REPUBLIKA.CO.ID, DHAKA -- Paus Francis akhirnya menyebut kata 'Rohingya' untuk pertama kalinya dalam rangkaian kunjungannya ke Myanmar dan Bangladesh, Jumat (1/12). Saat itu dia tengah berpidato di hadapan forum antaragama di ibu kota Bangladesh, Dhaka.
"Kehadiran Tuhan saat ini juga disebut Rohingya," kata Paus, dikutip CNN.
Paus tidak menggunakan istilah tersebut di depan publik di awal pekan ini saat ia mengunjungi Myanmar. Perjalanannya ke Bangladesh pada Jumat (1/12) ini adalah perjalanan terakhirnya ke kedua negara itu.
Setelah berpidato, Paus bertemu dengan sekelompok pengungsi Rohingya satu per satu dan mendengarkan cerita-cerita mereka. "Tragedi Anda sangat sulit, sangat besar. Kami memberi Anda ruang di hati kami. Atas nama semua orang, dari orang-orang yang menganiaya Anda, orang-orang yang menyakiti Anda, dan terutama ketidakpedulian dunia, saya meminta maaf kepada Anda. Maafkan kami," ujar Paus.
"Banyak dari Anda yang berbicara kepada saya tentang kemurahan hati Bangladesh yang menawarkan tempat berlindung. Sekarang saya meminta kemurahan hati Anda memberi kami pengampunan yang kami minta dari Anda," katanya kepada kelompok pengungsi setelah bertemu dengan mereka.
Lebih dari 620 ribu warga Rohingya telah melarikan diri melintasi perbatasan dari Myanmar ke negara tetangga Bangladesh sejak serentetan kekerasan pada Agustus lalu. Banyak yang mengatakan mereka terpaksa melarikan diri dari kekejaman yang dilakukan militer Myanmar.
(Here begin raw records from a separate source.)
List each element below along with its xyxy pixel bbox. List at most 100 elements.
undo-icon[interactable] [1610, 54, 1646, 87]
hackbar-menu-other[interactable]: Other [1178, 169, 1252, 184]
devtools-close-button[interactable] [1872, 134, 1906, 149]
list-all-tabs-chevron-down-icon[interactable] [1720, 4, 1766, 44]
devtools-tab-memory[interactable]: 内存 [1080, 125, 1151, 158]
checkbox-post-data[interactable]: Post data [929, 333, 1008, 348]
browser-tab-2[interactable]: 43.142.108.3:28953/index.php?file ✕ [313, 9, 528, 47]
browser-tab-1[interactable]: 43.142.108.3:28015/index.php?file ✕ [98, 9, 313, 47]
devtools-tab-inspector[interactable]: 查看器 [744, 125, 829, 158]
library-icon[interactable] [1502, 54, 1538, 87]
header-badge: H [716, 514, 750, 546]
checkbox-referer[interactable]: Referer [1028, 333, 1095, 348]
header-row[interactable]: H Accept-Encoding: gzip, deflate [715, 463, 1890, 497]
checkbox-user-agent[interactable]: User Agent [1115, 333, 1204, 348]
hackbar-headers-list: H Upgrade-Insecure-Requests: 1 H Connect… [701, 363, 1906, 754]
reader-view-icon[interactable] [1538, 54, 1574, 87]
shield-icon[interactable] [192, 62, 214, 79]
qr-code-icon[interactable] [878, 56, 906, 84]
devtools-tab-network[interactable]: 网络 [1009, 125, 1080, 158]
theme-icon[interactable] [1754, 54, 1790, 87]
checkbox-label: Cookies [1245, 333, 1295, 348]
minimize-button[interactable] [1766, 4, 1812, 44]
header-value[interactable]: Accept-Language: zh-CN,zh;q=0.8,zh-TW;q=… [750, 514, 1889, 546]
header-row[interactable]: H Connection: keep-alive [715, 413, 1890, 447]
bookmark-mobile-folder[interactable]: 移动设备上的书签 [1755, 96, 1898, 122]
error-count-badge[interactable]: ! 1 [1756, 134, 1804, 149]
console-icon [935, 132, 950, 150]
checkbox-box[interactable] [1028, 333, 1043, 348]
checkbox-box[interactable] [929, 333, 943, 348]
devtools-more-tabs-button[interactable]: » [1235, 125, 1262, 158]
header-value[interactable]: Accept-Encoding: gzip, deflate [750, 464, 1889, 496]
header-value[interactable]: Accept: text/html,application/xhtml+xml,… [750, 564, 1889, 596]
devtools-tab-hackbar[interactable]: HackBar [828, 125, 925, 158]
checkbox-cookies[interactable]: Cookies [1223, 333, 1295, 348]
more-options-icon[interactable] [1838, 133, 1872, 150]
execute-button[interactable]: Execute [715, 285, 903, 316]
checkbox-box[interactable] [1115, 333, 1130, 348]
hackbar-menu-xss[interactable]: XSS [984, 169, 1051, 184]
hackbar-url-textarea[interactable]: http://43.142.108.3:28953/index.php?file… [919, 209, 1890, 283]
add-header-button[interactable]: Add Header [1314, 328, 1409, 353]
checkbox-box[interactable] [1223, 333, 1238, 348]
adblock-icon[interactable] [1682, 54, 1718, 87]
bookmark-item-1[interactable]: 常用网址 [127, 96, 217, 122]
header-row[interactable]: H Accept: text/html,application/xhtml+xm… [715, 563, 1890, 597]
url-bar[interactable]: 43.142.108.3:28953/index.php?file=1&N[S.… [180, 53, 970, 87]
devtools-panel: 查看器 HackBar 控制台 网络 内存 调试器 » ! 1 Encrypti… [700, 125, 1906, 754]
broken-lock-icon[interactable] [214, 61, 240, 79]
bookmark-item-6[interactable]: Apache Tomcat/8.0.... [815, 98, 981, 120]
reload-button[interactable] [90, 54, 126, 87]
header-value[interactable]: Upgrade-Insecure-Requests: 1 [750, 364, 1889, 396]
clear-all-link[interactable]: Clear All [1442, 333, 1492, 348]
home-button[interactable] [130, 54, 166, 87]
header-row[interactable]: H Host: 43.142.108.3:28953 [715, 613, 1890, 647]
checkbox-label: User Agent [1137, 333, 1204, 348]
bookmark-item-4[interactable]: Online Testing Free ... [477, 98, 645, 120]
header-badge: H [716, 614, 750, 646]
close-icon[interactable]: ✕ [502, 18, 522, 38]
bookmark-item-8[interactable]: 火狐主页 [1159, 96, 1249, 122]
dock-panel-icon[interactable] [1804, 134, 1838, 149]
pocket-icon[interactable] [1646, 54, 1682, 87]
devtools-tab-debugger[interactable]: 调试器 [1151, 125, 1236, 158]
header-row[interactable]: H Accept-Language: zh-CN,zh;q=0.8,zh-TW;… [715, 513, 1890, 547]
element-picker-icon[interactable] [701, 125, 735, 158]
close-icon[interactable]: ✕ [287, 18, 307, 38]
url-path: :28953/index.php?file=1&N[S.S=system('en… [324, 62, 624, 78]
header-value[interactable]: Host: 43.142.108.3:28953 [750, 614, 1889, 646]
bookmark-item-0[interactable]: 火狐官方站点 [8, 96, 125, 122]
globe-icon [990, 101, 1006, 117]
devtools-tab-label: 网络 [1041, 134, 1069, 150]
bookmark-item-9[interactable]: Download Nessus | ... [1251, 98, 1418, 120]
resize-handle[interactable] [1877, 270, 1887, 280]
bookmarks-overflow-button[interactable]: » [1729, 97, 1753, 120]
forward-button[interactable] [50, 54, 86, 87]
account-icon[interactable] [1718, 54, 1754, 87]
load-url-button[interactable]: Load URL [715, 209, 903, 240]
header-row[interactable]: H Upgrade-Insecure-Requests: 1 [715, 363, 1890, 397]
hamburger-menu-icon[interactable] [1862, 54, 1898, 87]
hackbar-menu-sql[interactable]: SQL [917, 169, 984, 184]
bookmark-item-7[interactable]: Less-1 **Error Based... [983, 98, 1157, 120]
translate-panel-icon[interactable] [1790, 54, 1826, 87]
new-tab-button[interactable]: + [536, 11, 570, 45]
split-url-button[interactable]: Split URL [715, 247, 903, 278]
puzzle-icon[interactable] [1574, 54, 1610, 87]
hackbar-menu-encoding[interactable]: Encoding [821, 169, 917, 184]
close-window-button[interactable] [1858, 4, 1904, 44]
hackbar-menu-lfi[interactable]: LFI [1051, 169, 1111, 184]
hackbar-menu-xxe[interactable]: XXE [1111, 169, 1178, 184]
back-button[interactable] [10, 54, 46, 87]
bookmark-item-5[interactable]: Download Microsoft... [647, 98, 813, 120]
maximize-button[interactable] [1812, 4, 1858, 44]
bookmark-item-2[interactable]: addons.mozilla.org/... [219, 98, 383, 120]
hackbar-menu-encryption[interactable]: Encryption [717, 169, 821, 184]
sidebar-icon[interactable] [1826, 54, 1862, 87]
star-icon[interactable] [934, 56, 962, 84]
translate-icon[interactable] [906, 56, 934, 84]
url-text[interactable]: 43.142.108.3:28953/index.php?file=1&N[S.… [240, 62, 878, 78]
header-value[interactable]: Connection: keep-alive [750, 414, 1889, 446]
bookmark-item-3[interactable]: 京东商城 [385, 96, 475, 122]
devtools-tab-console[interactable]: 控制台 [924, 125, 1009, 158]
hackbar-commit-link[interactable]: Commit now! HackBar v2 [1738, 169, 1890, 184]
Pemerintah Myanmar tidak menggunakan istilah Rohingya untuk merujuk pada kelompok tersebut. Myanmar menganggap orang-orang Rohingya adalah imigran gelap dari Bangladesh, meskipun beberapa keluarga Rohingya telah tinggal di Myanmar selama berabad-abad. Rohingya tidak diakui sebagai minoritas resmi di Myanmar, yang secara efektif berarti mereka ditolak kewarganegaraannya.
Dalam sebuah pidato pada Selasa (28/11) bersama pemimpin de facto Myanmar Aung San Suu Kyi, Paus Francis tidak menggunakan istilah Rohingya, meskipun dia berharap akan menggunakannya. Juru bicara Vatikan Greg Burke mengatakan Paus Francis menghindari referensi langsung ke kelompok tersebut selama kunjungannya ke Myanmar, sebuah kunjungan pertama oleh seorang Paus ke negara mayoritas Buddha.
Sejumlah aktivis Rohingya berpendapat, karena Paus tidak menggunakan istilah tersebut saat berada di Myanmar, dia terlibat dalam strategi Myanmar untuk mendelegitimasi situasi Rohingya dengan mempertanyakan nama dan identitas mereka.
"Istilah Rohingya bukanlah ras. Ini adalah istilah bermartabat bagi lebih dari dua juta orang yang tinggal di seluruh dunia," kata aktivis Rohingya yang berbasis di Eropa, Nay San Lwin, kepada CNN.
Namun setelah Paus menyebutkan kata Rohingya di Bangladesh, Lwin mengaku dia dan pendukung Rohingya lainnya merasa seperti pemenang. "Tanpa diduga dia menggunakan istilah yang benar, dia tidak menghindar saat bertemu warga Rohingya secara langsung," kata Lwin.
Selama kunjungannya ke Myanmar, Francis bertemu dengan dua pemimpin terpenting di negara ini, yaitu Suu Kyi dan Jenderal Senior Min Aung Hlaing, panglima tertinggi angkatan bersenjata Myanmar. Dalam sebuah pertemuan singkat dengan Paus pada Senin (27/11), Hlaing menegaskan semua agama dapat beribadah dengan bebas di Myanmar.
Namun banyak pengamat Myanmar mengatakan klaim Hlaing salah jika mengarah pada krisis Rohingya. "Terbayang saat Anda menghadapi kepalsuan yang begitu mencolok dan narasi yang sangat palsu yang telah dirumuskan oleh orang-orang yang menutupi kekejaman," kata Phil Robertson, wakil direktur divisi Human Rights Watch di Asia.